Conventional wisdom has it that there is a severe shortage of primary care physicians in the U.S. That is true from the patient perspective, and the millions of new people signing up for health insurance under the Affordable Care Act will only add to that shortage. But from a hospital or physician group’s perspective, there is a whole different kind of shortage: emergency and urgent care physicians.
According to an analysis from Practicelink, a career resource and online job board for physicians, there were 1.58 job openings for urgent care physicians for every candidate in the third quarter of 2013, making it the most in-demand physician specialty. Emergency medicine physicians ranked number four, with 1.31 openings for each candidate.
Those numbers may indicate a fracturing, so to speak, of the job market for emergency care. One year ago, Practicelink ranked emergency medicine number one on its list of most in-demand specialties, with 2.73 job openings for each candidate (and earlier this year the number reached as high as 3.03). The move from more emergency medicine openings to more urgent care openings over the past year tracks with the national trend toward more reliance on urgent care centers.
Still, “It’s a buyer’s market for emergency medicine physicians, and emergency medicine recruiters have a shallower pool to choose from,” remarked Laura Hammond, Director of Communications for Practicelink.
The crunch has birthed a small industry of companies hawking new tools to help recruit physicians, the newest wave being companies that cull social media data for clues about who may be viable candidates for recruiters to approach. Unfortunately in the case of specific, hard-to-recruit specialties like emergency medicine, the tools are often notable more for the ways in which they fall short than the ways in which they help recruiters succeed.
The high demand for emergency medicine physicians has made recruiting for emergency medicine physician groups an increasingly competitive proposition, while physicians are reporting job interviews that unfold like bribery stings, with physician groups promising them anything and everything if it gets them to come work there.
The groups that will succeed in this environment must both distinguish themselves through tactics beyond just offering more money, but even more importantly they must think long and hard about what types of physicians they truly want at their company – and tailor their recruiting messages accordingly.

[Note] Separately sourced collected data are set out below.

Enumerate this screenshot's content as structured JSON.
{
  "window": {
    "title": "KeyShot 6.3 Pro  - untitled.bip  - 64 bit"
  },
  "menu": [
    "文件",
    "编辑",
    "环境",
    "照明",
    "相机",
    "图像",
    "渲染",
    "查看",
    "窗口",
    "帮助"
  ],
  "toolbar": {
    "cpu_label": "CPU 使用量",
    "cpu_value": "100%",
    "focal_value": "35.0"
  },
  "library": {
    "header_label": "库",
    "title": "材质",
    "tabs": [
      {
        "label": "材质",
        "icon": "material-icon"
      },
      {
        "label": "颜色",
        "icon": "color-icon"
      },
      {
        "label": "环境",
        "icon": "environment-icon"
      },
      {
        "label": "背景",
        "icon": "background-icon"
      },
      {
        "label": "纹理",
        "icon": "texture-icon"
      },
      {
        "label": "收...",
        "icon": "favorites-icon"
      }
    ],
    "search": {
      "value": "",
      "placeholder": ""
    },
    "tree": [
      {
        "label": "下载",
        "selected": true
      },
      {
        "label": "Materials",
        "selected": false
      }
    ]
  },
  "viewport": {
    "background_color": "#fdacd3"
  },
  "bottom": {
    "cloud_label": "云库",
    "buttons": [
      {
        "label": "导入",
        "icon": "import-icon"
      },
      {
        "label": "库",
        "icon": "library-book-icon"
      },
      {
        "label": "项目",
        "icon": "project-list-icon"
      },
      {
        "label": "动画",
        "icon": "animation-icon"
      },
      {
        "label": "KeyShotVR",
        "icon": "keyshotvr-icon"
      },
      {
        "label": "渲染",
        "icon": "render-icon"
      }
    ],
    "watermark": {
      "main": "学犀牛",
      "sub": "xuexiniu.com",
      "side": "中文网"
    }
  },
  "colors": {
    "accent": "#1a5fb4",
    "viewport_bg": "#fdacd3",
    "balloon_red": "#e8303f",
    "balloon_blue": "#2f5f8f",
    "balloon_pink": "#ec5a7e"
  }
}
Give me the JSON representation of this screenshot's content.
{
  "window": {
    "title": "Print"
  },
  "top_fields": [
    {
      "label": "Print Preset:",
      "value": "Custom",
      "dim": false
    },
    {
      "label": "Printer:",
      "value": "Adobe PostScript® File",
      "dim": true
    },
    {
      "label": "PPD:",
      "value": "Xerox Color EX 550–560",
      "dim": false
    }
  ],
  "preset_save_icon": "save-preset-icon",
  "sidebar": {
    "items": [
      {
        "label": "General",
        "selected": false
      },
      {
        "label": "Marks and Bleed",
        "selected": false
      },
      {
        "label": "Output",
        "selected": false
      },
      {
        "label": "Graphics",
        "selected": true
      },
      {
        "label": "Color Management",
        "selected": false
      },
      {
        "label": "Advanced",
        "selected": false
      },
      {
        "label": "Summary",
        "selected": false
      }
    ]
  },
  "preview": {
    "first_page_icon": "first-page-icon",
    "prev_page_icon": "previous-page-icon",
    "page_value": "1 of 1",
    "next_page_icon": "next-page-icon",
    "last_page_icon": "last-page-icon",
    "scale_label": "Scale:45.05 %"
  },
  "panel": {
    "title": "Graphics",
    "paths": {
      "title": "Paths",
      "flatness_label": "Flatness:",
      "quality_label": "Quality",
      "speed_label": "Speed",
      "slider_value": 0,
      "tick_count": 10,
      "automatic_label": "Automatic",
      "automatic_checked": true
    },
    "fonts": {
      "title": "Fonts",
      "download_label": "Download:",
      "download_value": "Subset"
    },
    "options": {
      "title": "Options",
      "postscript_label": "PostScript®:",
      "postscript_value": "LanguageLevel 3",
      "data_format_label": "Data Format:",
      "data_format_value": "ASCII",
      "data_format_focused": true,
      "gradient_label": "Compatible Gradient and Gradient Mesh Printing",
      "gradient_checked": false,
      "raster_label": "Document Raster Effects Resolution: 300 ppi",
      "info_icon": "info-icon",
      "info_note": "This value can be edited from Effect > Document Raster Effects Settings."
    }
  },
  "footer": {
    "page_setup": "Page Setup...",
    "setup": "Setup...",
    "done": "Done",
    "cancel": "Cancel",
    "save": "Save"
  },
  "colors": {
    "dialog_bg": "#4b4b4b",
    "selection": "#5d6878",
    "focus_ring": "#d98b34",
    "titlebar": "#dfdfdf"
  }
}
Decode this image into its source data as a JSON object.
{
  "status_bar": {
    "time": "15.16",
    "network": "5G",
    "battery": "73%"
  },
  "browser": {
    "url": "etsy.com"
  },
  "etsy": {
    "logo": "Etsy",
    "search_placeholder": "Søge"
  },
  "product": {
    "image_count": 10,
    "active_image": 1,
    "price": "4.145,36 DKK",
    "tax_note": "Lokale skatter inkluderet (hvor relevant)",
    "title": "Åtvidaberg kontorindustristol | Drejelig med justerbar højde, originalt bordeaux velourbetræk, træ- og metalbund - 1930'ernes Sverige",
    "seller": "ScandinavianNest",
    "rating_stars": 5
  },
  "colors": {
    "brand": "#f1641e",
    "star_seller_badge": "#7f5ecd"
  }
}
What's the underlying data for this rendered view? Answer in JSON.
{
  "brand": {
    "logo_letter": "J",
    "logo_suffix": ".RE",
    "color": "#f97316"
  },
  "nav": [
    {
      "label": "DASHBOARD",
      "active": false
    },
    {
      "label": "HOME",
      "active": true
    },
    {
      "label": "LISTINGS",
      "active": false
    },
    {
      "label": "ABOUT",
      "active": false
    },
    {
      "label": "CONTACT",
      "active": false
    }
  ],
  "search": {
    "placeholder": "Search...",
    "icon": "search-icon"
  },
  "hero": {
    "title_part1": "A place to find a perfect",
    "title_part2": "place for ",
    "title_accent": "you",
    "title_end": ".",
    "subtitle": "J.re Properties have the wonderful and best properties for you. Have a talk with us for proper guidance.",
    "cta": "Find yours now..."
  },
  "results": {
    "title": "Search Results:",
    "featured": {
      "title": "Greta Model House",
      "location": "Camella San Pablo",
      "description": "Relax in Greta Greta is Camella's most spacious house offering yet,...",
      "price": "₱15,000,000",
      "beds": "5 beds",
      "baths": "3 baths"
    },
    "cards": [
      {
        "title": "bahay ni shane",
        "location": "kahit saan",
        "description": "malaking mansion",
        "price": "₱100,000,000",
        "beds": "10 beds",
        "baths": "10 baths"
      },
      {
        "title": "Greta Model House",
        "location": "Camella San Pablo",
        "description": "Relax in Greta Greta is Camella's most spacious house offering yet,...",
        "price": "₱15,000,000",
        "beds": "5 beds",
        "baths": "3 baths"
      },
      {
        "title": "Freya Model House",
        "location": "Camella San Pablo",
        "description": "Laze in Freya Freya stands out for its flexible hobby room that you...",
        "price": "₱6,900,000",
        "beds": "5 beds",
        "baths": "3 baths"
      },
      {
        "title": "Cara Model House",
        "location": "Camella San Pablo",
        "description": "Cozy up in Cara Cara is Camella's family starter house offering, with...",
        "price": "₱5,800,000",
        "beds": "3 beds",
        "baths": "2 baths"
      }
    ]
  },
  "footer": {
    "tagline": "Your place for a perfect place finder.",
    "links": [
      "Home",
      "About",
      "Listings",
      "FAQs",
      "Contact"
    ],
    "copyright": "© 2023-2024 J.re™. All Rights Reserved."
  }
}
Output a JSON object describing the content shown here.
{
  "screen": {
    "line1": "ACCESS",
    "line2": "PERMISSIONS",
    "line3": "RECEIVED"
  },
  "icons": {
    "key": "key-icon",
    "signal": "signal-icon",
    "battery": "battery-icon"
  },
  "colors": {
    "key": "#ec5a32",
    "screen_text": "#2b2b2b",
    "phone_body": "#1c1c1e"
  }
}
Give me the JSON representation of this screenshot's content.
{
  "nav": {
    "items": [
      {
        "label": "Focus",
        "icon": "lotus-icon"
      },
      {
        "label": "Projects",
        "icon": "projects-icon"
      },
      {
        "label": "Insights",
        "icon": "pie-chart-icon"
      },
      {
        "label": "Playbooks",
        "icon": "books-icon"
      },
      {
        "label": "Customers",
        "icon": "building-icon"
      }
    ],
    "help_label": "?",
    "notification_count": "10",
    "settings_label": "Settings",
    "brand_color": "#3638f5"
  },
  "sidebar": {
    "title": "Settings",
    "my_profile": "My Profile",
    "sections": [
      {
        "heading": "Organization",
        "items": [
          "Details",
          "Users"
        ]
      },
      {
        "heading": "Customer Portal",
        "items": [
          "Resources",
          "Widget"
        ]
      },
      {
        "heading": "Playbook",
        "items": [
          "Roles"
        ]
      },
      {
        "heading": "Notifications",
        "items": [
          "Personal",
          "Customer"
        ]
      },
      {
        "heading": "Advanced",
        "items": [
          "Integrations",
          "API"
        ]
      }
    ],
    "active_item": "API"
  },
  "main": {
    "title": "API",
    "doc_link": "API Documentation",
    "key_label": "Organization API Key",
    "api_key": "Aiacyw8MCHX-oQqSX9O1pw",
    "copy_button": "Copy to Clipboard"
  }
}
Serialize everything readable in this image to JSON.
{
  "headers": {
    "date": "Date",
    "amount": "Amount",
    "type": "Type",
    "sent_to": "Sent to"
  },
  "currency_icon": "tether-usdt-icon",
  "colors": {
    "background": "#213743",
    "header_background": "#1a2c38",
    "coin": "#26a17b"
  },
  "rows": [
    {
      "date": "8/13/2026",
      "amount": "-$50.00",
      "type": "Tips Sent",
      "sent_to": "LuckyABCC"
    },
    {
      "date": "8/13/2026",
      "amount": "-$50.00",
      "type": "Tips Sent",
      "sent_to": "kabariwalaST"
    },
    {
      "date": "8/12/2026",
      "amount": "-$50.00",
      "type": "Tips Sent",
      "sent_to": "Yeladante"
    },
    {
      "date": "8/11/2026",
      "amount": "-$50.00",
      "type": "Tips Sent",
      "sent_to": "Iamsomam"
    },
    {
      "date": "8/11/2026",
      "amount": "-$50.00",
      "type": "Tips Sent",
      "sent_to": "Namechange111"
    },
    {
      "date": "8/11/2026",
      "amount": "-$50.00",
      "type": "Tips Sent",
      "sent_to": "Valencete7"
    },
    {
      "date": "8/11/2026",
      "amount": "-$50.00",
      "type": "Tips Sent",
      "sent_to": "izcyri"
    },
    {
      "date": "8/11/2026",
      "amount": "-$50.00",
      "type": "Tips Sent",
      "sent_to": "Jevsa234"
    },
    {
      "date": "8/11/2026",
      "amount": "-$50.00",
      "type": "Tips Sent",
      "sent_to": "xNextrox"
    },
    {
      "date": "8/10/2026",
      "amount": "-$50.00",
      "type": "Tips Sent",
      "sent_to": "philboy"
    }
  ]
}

The preferences of young adults across every industry have undergone rapid change in recent years, with more desire for urban environments, flexibility, and a company’s culture and values than in the past. According to one recently hired emergency physician, who claims to have been “absolutely dead set” on working in another location, MEP won him over by communicating about more than just money and the facilities:
“The thing that struck me was they had tenets, and morals, and things that they stood for,” said Jonathan Klingler, who currently works at St. Mary’s Hospital in Leonardtown, MD. “The other interviews were, how can we you to come here. We’ll give you whatever you want. MEP was, this is what we stand for, this is what we’re all about. And if this is something you can fit in, than great. If not, don’t come here.”
Ultimately, the large number of job openings in emergency medicine means that emergency medicine groups can’t claim to be the only game in town – physicians at all levels of training and experience have options. At the same time, we are seeing ample evidence that emergency medicine physicians just out of residency are looking for more than just the highest paycheck or a particular location (although location remains, as always, the overwhelming determining factor). They are looking for a strong culture, a desire for ownership and leadership opportunities, and perhaps most importantly, a sense of trust in the people they’ll be working with.